See also: Quebecker and Québecker

English edit

Noun edit

Québécker (plural Québéckers)

  1. Alternative form of Quebecer
    • 1992, David Ketterer, “International Arrival of Canadian Science Fiction”, in Canadian Science Fiction and Fantasy, Bloomington, Ind., Indianapolis, Ind.: Indiana University Press, →ISBN, page 140:
      Gouanvic’s SF: Dix années de science-fiction québécoise (Montréal, 1988; “Autres mers, autres mondes” series) is a competent anthology of ten high-point strories. In the same year Gouanvic also published in the same series Dérives 5 (Montréal, 1988), another francophone anthology; of the five stories, which all seem to focus on the perversion of social power, those by two of the four Québéckers represented, Jean Pettigrew and Esther Rochon, are particularly fine.
    • 2006, Barry Callaghan, Raise You Five: Essays & Encounters 1964-2004, Toronto, Ont.: McArthur & Company, →ISBN, page 138:
      I ended up in Québec. And I did think I could help.
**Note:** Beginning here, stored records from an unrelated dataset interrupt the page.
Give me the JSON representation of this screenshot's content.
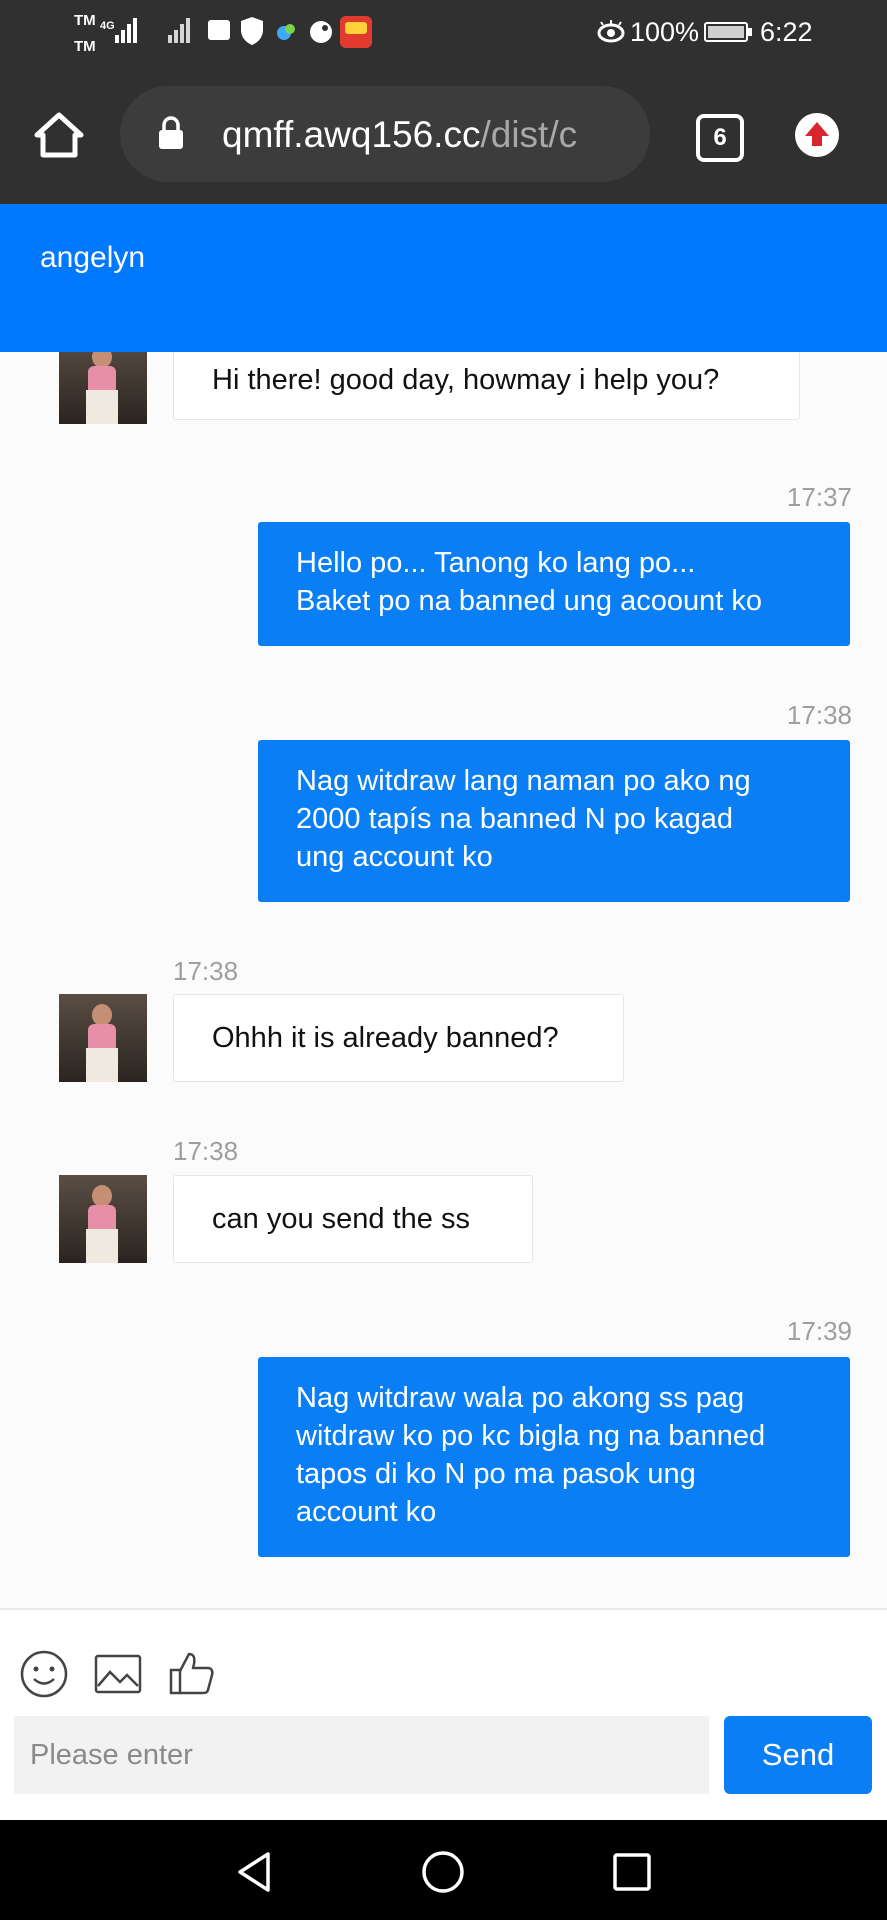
{
  "status_bar": {
    "carrier_top": "TM",
    "network": "4G",
    "carrier_bottom": "TM",
    "battery": "100%",
    "time": "6:22"
  },
  "browser": {
    "url_host": "qmff.awq156.cc",
    "url_path": "/dist/c",
    "tab_count": "6"
  },
  "chat": {
    "agent_name": "angelyn",
    "messages": [
      {
        "from": "agent",
        "time": "",
        "text": "Hi there! good day, howmay i help you?"
      },
      {
        "from": "user",
        "time": "17:37",
        "lines": [
          "Hello po... Tanong ko lang po...",
          "Baket po na banned ung acoount ko"
        ]
      },
      {
        "from": "user",
        "time": "17:38",
        "lines": [
          "Nag witdraw lang naman po ako ng",
          "2000 tapís na banned N po kagad",
          "ung account ko"
        ]
      },
      {
        "from": "agent",
        "time": "17:38",
        "text": "Ohhh it is already banned?"
      },
      {
        "from": "agent",
        "time": "17:38",
        "text": "can you send the ss"
      },
      {
        "from": "user",
        "time": "17:39",
        "lines": [
          "Nag witdraw wala po akong ss pag",
          "witdraw ko po kc bigla ng na banned",
          "tapos di ko N po ma pasok ung",
          "account ko"
        ]
      }
    ]
  },
  "composer": {
    "placeholder": "Please enter",
    "send_label": "Send"
  },
  "colors": {
    "accent": "#0a7ff5",
    "header_blue": "#0078ff",
    "browser_dark": "#303030"
  }
}
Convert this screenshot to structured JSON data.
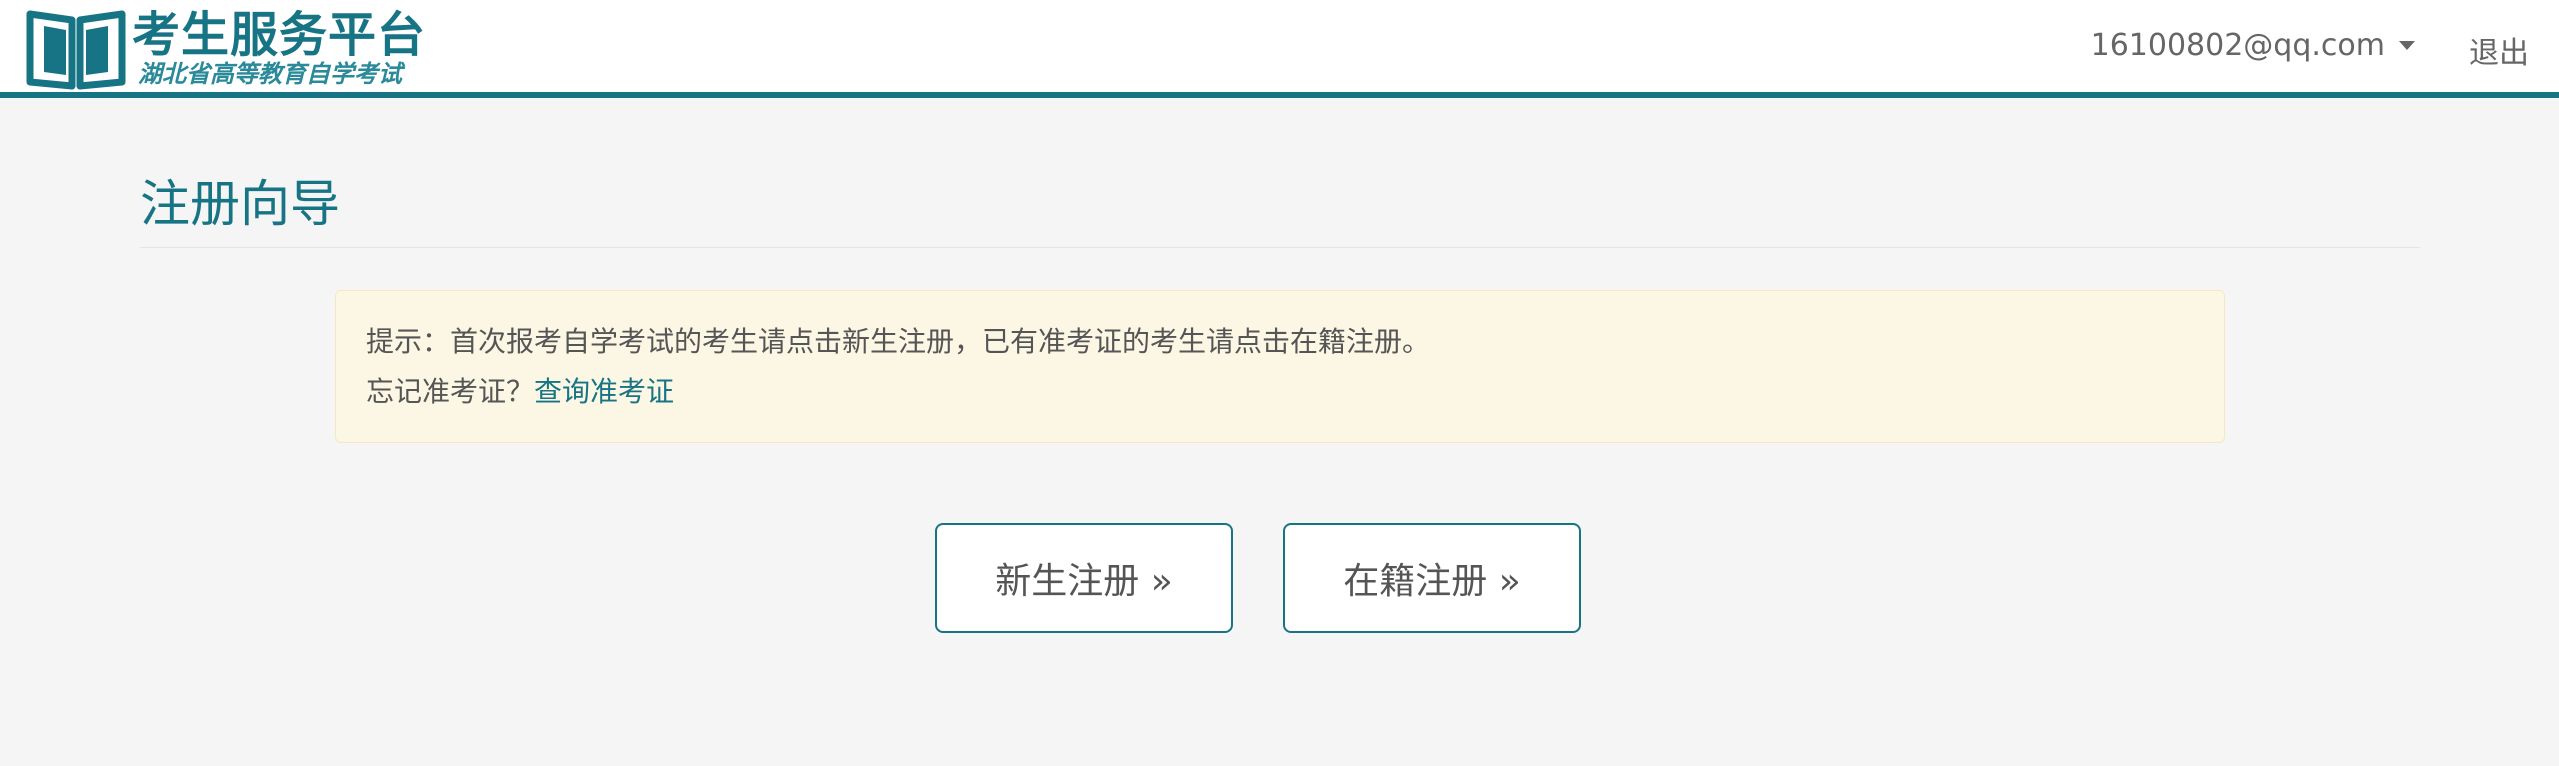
{
  "header": {
    "logo_title": "考生服务平台",
    "logo_subtitle": "湖北省高等教育自学考试",
    "logo_icon": "open-book-icon",
    "user_email": "16100802@qq.com",
    "logout_label": "退出",
    "accent_color": "#177484"
  },
  "page": {
    "title": "注册向导"
  },
  "notice": {
    "line1": "提示：首次报考自学考试的考生请点击新生注册，已有准考证的考生请点击在籍注册。",
    "line2_prefix": "忘记准考证？",
    "line2_link": "查询准考证"
  },
  "actions": {
    "new_student_label": "新生注册 »",
    "enrolled_student_label": "在籍注册 »"
  }
}
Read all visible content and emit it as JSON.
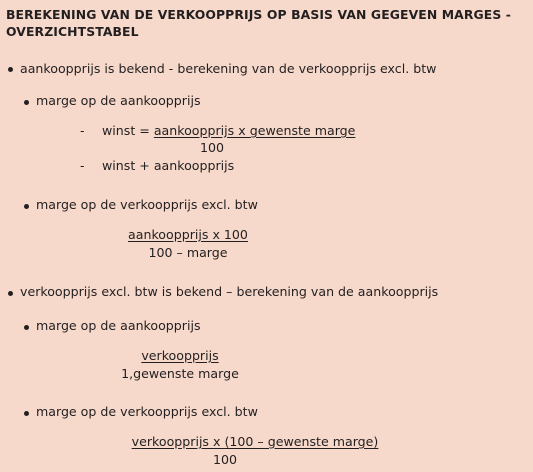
{
  "title": "BEREKENING VAN DE VERKOOPPRIJS OP BASIS VAN GEGEVEN MARGES - OVERZICHTSTABEL",
  "section1": {
    "heading": "aankoopprijs is bekend - berekening van de verkoopprijs excl. btw",
    "sub1": {
      "label": "marge op de aankoopprijs",
      "line1_prefix": "winst = ",
      "line1_numerator": "aankoopprijs x gewenste marge",
      "line1_denominator": "100",
      "line2": "winst + aankoopprijs"
    },
    "sub2": {
      "label": "marge op de verkoopprijs excl. btw",
      "numerator": "aankoopprijs x 100",
      "denominator": "100 – marge"
    }
  },
  "section2": {
    "heading": "verkoopprijs excl. btw is bekend – berekening van de aankoopprijs",
    "sub1": {
      "label": "marge op de aankoopprijs",
      "numerator": "verkoopprijs",
      "denominator": "1,gewenste marge"
    },
    "sub2": {
      "label": "marge op de verkoopprijs excl. btw",
      "numerator": "verkoopprijs x (100 – gewenste marge)",
      "denominator": "100"
    }
  }
}
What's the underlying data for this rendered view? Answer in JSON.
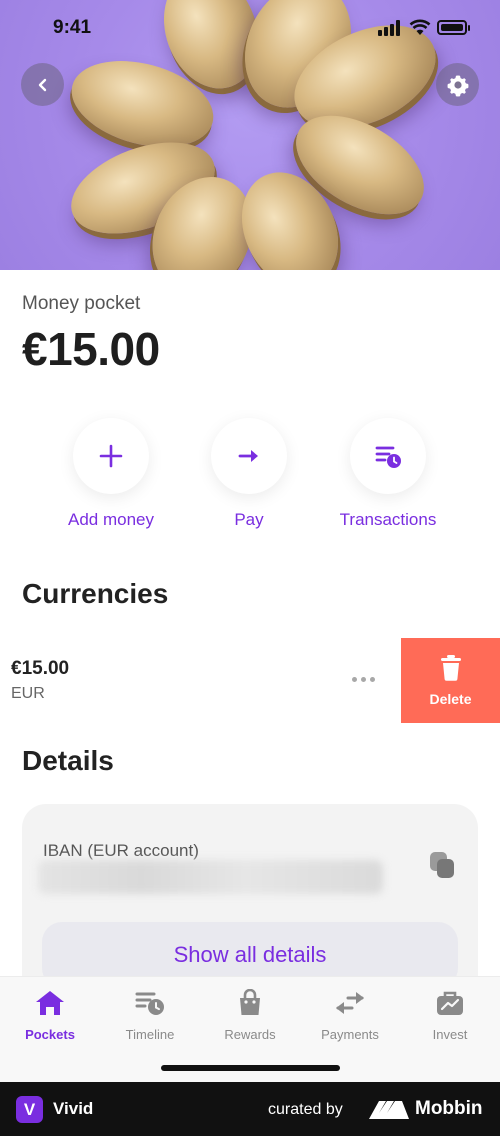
{
  "status_bar": {
    "time": "9:41"
  },
  "balance": {
    "label": "Money pocket",
    "amount": "€15.00"
  },
  "actions": [
    {
      "label": "Add money",
      "icon": "plus-icon"
    },
    {
      "label": "Pay",
      "icon": "arrow-right-icon"
    },
    {
      "label": "Transactions",
      "icon": "transactions-icon"
    }
  ],
  "currencies": {
    "title": "Currencies",
    "items": [
      {
        "amount": "€15.00",
        "code": "EUR",
        "delete_label": "Delete"
      }
    ]
  },
  "details": {
    "title": "Details",
    "iban_label": "IBAN (EUR account)",
    "show_all_label": "Show all details"
  },
  "tabs": [
    {
      "label": "Pockets",
      "icon": "home-icon",
      "active": true
    },
    {
      "label": "Timeline",
      "icon": "timeline-icon",
      "active": false
    },
    {
      "label": "Rewards",
      "icon": "shopping-bag-icon",
      "active": false
    },
    {
      "label": "Payments",
      "icon": "transfer-arrows-icon",
      "active": false
    },
    {
      "label": "Invest",
      "icon": "invest-briefcase-icon",
      "active": false
    }
  ],
  "footer": {
    "app_name": "Vivid",
    "app_initial": "V",
    "curated_by": "curated by",
    "brand": "Mobbin"
  },
  "colors": {
    "accent": "#7a2ee0",
    "delete": "#ff6b57",
    "hero": "#a68ae9"
  }
}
I did think English Québéckers were getting a bum deal.
    • 2018, Willem Salet, editor, The Routledge Handbook of Institutions and Planning in Action, Routledge:
      Or as Ouali, 20 years old, who arrived in Canada from Algeria only 11 months before we began the workshops in Saint-Michel, describes: “Arabs, Haitians, Québéckers, and South Americans play together”.